0
Yorum
2
Beğeni
0,0
Puan
323
Okunma

Evlilğe giden süreçte geleneklere göre birçok zorlukları aşmamız, gerekli ritüelleri yerine getirmemiz gerekiyor. Mevcut yasalarımızın evliliği ne kadar teşvik edip etmediği bir yana toplumda bireylerin çoğunluğu evlilik dışı birlikte yaşamayı hoş karşılamaz.
Evli olup da bu evliliği sağlıklı şekilde sürdürmek herkesin yapabildiği bir şey değil. Evliliğin boşanmayla sonuçlanması istenmeyen bir durumdur.
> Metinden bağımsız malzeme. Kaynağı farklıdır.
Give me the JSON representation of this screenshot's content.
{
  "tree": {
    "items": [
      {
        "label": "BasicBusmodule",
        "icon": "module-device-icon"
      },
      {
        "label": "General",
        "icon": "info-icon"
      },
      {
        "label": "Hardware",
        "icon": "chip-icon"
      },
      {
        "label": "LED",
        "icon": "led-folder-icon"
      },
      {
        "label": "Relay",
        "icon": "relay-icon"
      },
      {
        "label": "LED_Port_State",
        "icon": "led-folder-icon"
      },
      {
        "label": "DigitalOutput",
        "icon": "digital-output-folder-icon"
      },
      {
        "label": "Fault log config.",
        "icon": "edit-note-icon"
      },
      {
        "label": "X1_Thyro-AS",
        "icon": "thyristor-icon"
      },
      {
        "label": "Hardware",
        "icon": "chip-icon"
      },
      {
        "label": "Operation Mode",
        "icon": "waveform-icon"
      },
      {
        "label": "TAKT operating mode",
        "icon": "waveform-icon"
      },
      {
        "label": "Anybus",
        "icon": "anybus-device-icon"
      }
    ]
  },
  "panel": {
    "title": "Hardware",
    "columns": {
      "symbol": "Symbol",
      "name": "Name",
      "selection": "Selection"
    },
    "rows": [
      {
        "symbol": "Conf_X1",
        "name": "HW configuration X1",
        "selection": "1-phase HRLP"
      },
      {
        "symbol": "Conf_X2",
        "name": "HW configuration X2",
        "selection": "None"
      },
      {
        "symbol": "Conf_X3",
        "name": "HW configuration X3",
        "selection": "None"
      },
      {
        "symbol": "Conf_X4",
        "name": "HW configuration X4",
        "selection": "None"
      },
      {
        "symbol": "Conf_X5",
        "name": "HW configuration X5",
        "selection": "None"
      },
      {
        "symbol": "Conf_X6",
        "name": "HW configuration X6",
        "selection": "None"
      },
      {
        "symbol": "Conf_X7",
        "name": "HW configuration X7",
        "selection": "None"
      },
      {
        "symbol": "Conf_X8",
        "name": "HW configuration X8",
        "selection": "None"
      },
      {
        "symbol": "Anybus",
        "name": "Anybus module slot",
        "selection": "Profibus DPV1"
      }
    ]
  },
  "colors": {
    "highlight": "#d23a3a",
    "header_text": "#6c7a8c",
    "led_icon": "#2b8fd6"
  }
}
Fakat gel gör ki boşanma oranlarında türkiye dünyada 18. sıradaymış. Hayatta alacağımız en önemli karar eş seçimidir, derler.
İki farklı kişiliğin bir araya gelip ortak bir hayat yaşamaya karar vermeleriyle evlilik süreci başlamış olur.
Belki belediyelerin "evlilik okulu" açıp bu konuya el atması iyi olurdu. Evli çiftlerin hayat mücadelesinde daima birbirine yardımcı olmayı istemeleri ’olmazsa olmaz’ bir şarttır.
"İyi günde kötü günde,hastalıkta ve sağlıkta bağlı kalacağıma" vaadi önemli, sözde kalmamalıdır. Eşlerin anlayışlı olmaları, gerektiğinde fedakarlık yapmaları önemlidir. Evli erkek ve kadının birbirinin ailelerine her zaman saygılı davranmaları beklenir.
Çocuk sahibi oldukları zaman çocukları terbiye etmede birlikte hareket etmeli, bu konuda farklı düşünmemelidirler.
Aile gelir giderlerini de birlikte düzenlemelidirler. Eşlerde karşılıklı sevgi, sadakat, saygı, samimiyet olmazsa o evlilik yürütülebilir mi?
Socrates’in meşhur bir sözüyle bitirelim :" Evlenin! Eşiniz iyi çıkarsa mutlu olursunuz, yok fena çıkarsa o zaman da filozof olursunuz.”